When you think of volunteers at the Great Bay NERR, do you picture school field trips and Discovery Tank visits? Our exhibit room and education volunteers support school programs and help visitors learn and have fun, and we could not reach so many students and families without their help! But, did you know that volunteers also help with field research, land stewardship, and citizen science?

So far this season, volunteers have donated almost 150 hours of their time to our research and stewardship programs! But what do these volunteers do? Well, they contribute in several ways that make it possible for the Reserve to get important tasks done that otherwise would be difficult or expensive to complete.  

Research volunteers help with saltmarsh biomonitoring at several sites around the bay. These volunteers go out in the marsh with our Research Staff to monitor certain saltmarsh plant communities and measure ground water at three separate marshesSandy Point (the marsh around the Discovery Center), Great Bay Farms in Newington, and Bunker Creek in Durham. Having volunteers participate is crucial to gathering data efficiently to help us monitor the long term health of the marshes around Great Bay! It is also a fun way for volunteers to become more knowledgeable about estuary ecosystems.

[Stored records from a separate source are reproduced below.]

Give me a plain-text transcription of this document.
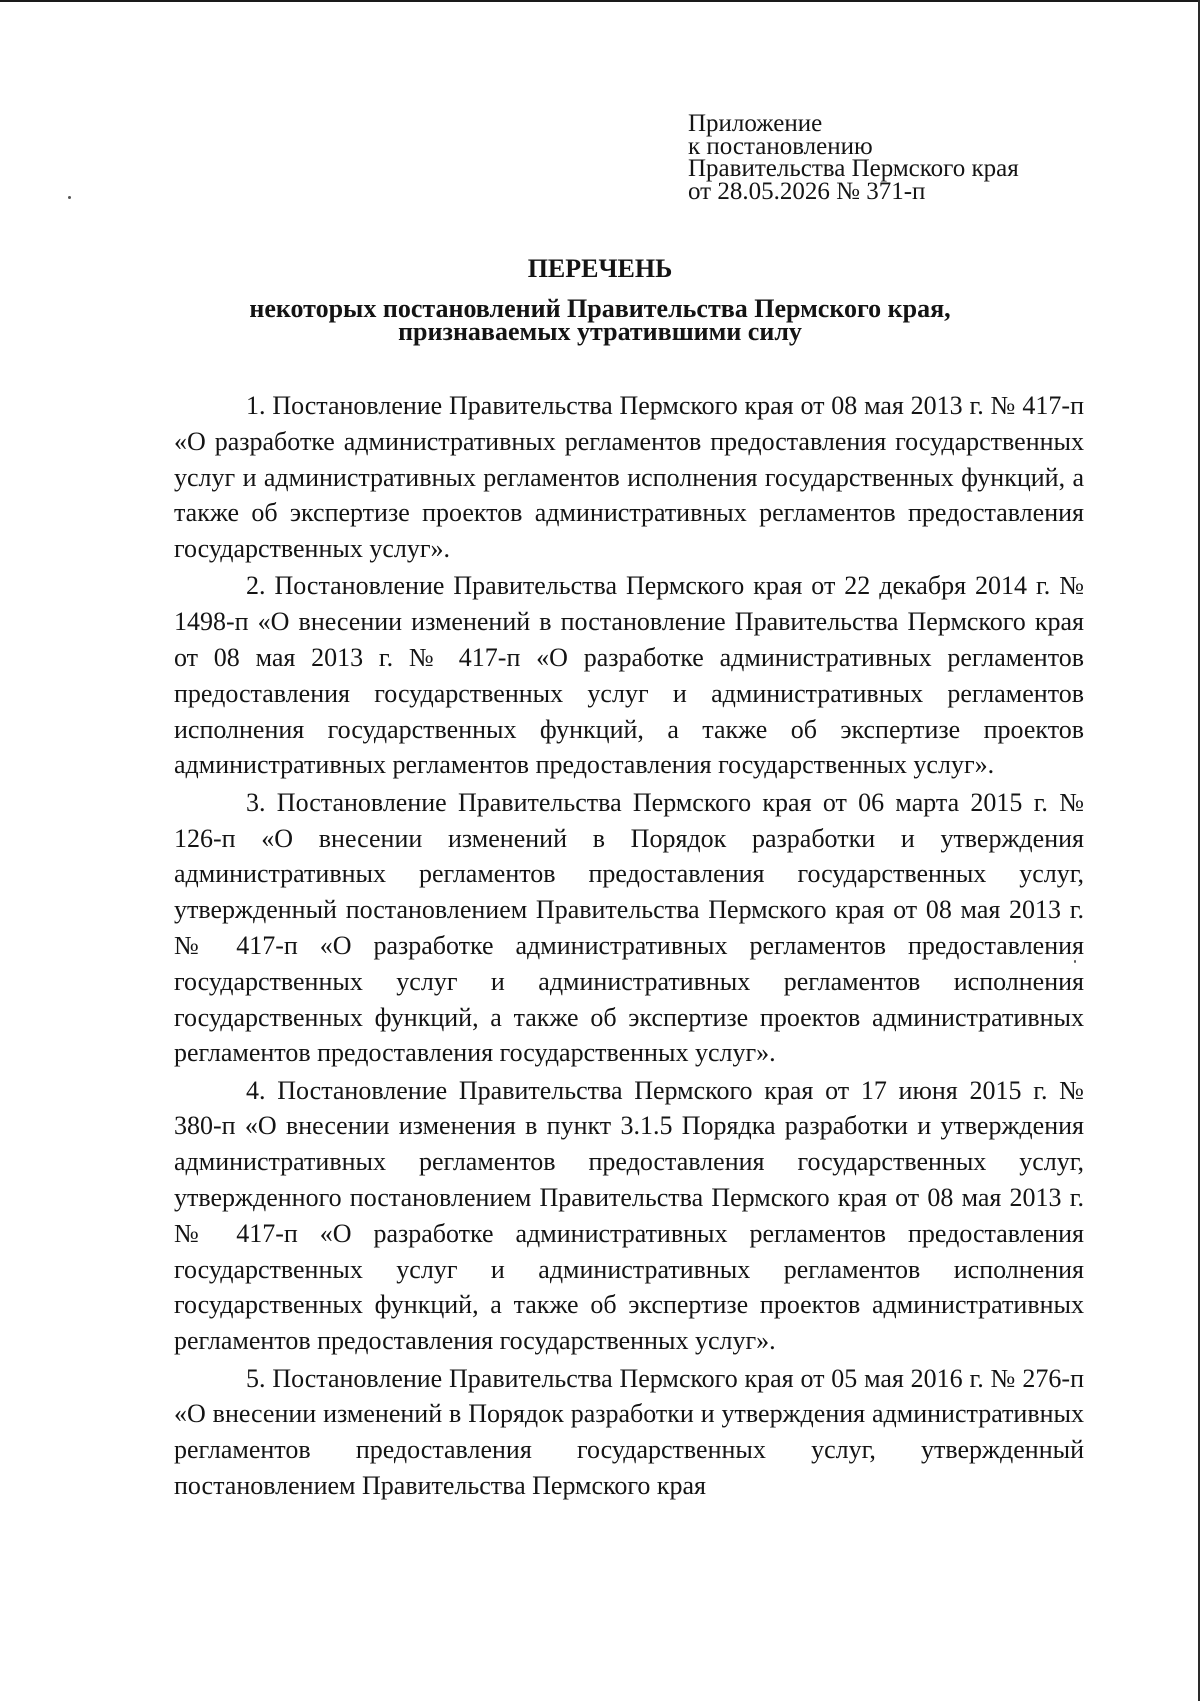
Приложение
к постановлению
Правительства Пермского края
от 28.05.2026 № 371-п
ПЕРЕЧЕНЬ
некоторых постановлений Правительства Пермского края,
признаваемых утратившими силу

1. Постановление Правительства Пермского края от 08 мая 2013 г. № 417-п «О разработке административных регламентов предоставления государственных услуг и административных регламентов исполнения государственных функций, а также об экспертизе проектов административных регламентов предоставления государственных услуг».

2. Постановление Правительства Пермского края от 22 декабря 2014 г. № 1498-п «О внесении изменений в постановление Правительства Пермского края от 08 мая 2013 г. № 417-п «О разработке административных регламентов предоставления государственных услуг и административных регламентов исполнения государственных функций, а также об экспертизе проектов административных регламентов предоставления государственных услуг».

3. Постановление Правительства Пермского края от 06 марта 2015 г. № 126-п «О внесении изменений в Порядок разработки и утверждения административных регламентов предоставления государственных услуг, утвержденный постановлением Правительства Пермского края от 08 мая 2013 г. № 417-п «О разработке административных регламентов предоставления государственных услуг и административных регламентов исполнения государственных функций, а также об экспертизе проектов административных регламентов предоставления государственных услуг».

4. Постановление Правительства Пермского края от 17 июня 2015 г. № 380-п «О внесении изменения в пункт 3.1.5 Порядка разработки и утверждения административных регламентов предоставления государственных услуг, утвержденного постановлением Правительства Пермского края от 08 мая 2013 г. № 417-п «О разработке административных регламентов предоставления государственных услуг и административных регламентов исполнения государственных функций, а также об экспертизе проектов административных регламентов предоставления государственных услуг».

5. Постановление Правительства Пермского края от 05 мая 2016 г. № 276-п «О внесении изменений в Порядок разработки и утверждения административных регламентов предоставления государственных услуг, утвержденный постановлением Правительства Пермского края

The Stewardship Coordinator and Assistant Coordinator manage over 3,000 acres of land around Great Bay, and volunteers help to close the gap between management needs and staff resources. Sometimes volunteers come in the form of corporate workdays, and sometimes they come in the form of outdoor enthusiasts who simply love the walk in the woods! Workdays have included shoreland restoration at Adams Point and helping to create the Wildlife Garden next to Chapman’s Landing in Stratham.

Our citizen scientists help us collect phenology data at our waterfront and along our boardwalk. Have you ever wondered when the spice bush starts blooming? Or when the osprey return? Or if we see wintering bald eagles on the bay? Phenology is the study of cyclical seasonal changes, which are particularly important to track in relation to the impacts of climate change. Our volunteers help us collect data by completing phenology walks on the Discovery Center property. This program is a great way to collect important data while also educating volunteers about important species and climate change.  

Whatever a volunteer’s role might be, each hour that they donate helps support the Reserve. With a small staff of 12 employees, six of whom are part time, we could not promote long-term research, stewardship, and education around Great Bay without the help of our incredible volunteers!